The Sinfonietta for String Orchestra counts as a "late" Alwyn orchestral
work, since toward the end of his career, he concentrated on opera, vocal
music, and chamber pieces.  It followed by a few years the string trio
and, although resoundingly tonal, still shows traces of Alwyn's study
of the Second Viennese School.  Indeed, it combines in idiosyncratic
ways fin de siecle Viennese thematic shapes, especially in the slow,
lyric passages, with English neo-classical rhythms and harmonies.  Why
he called it a Sinfonietta rather than a Symphony, I don't know, unless
he worried about a length of "merely" twenty-two minutes.  However, to
me, it's as much a symphony as Honegger's Second, also for strings, and
matches that score's vigor as well.  The breeze from the land of Angst
mit Schlag may have something to do with Alwyn's desire to write a work
dedicated to the eminent musicologist and analyst Mosco Carner, who
championed the Schoenberg school, as well as Bartok and Bloch, among
others.  The composer confessed that he had "centred" the work (whatever
that means) on a quote from Berg's Lulu, an opera he admired.  The
particular phrase "haunted" him.  The Sinfonietta - in three movements,
fast-slow-fast - proceeds a little more conventionally than any of the
symphonies.  One looks in vain for the quick changes of mood found in
the fourth, for example.  Things here are much more of a piece.  One
finds the usual contrast of "masculine" and "feminine" themes, rather
than the bounteous variety of shades in the symphonies.  The Viennese
notes tend to sound more noticeably in the lyrical sections, and,
accordingly, they achieve greatest prominence in the slow movement,
which I would describe as a dodecaphonic adagio without the dodecaphony. 

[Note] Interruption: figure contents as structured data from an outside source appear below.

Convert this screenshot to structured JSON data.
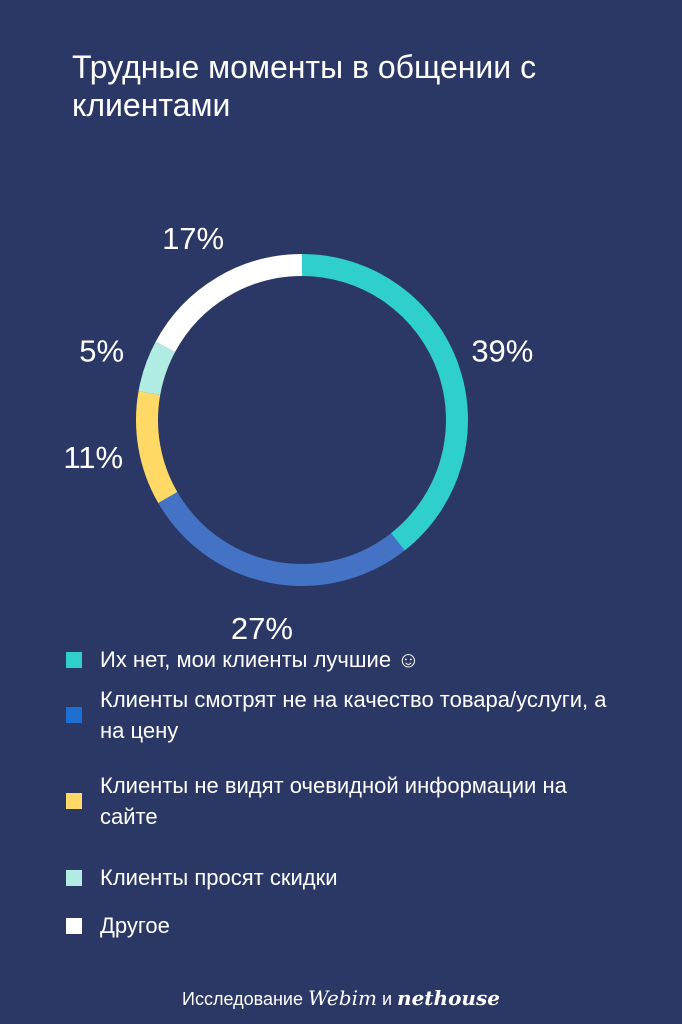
{
  "chart_data": {
    "type": "pie",
    "title": "Трудные моменты в общении с клиентами",
    "categories": [
      "Их нет, мои клиенты лучшие ☺",
      "Клиенты смотрят не на качество товара/услуги, а на цену",
      "Клиенты не видят очевидной информации на сайте",
      "Клиенты просят скидки",
      "Другое"
    ],
    "values": [
      39,
      27,
      11,
      5,
      17
    ],
    "value_labels": [
      "39%",
      "27%",
      "11%",
      "5%",
      "17%"
    ],
    "colors": [
      "#2ecfcc",
      "#4472c4",
      "#ffd965",
      "#b2ede3",
      "#ffffff"
    ],
    "legend_colors": [
      "#2ecfcc",
      "#1f6fd1",
      "#ffd965",
      "#b2ede3",
      "#ffffff"
    ],
    "legend_position": "bottom",
    "donut": true
  },
  "footer": {
    "prefix": "Исследование",
    "brand1": "Webim",
    "conj": "и",
    "brand2": "nethouse"
  }
}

It reminds me of Schoenberg before he tried to bury tonality, when (like
Wagner in Tristan) he reveled in soars and swoops of major sevenths and
minor ninths.  Alwyn, however, writes more cleanly than Schoenberg. 
In fact, the string writing throughout the Sinfonietta shows a mastery
of texture and technique.  Alwyn, by the way, was a flutist.  After a
foot-stomping opening, the third movement settles into a variation set,
which includes an intricate fugue.  Here, we have the some of the
mood-shifting that so strongly marks the symphonies, but the sturdy
formal and rhetorical clarity takes a bit of the edge off.  The work
ends quietly, on a prolonged sigh.

I believe this marks the end of the Naxos/Lloyd-Jones symphonic cycle,
although I read that there's more Alwyn on the way.  At least, I hope
that's true.  Overall a splendid series, it competed easily with the
composer on Lyrita and Richard Hickox on Chandos.  I confess, however,
to slight disappointment with this particular disc, mainly because of
the first movement of the Fourth.  Like the Brahms Fourth or the Sibelius
First, it needs a very capable conductor indeed (and apparently a bit
of luck) to keep the thing from disintegrating like an aspirin tablet
in water.  Alwyn certainly gives you very little help.  Lloyd-Jones has
proven himself again and again as a fine conductor, but I think Hickox
does a better job here of holding things together.  But that may not
count for much.  Lloyd-Jones does well enough, the engineering is
outstanding, and you really can't beat the Naxos price.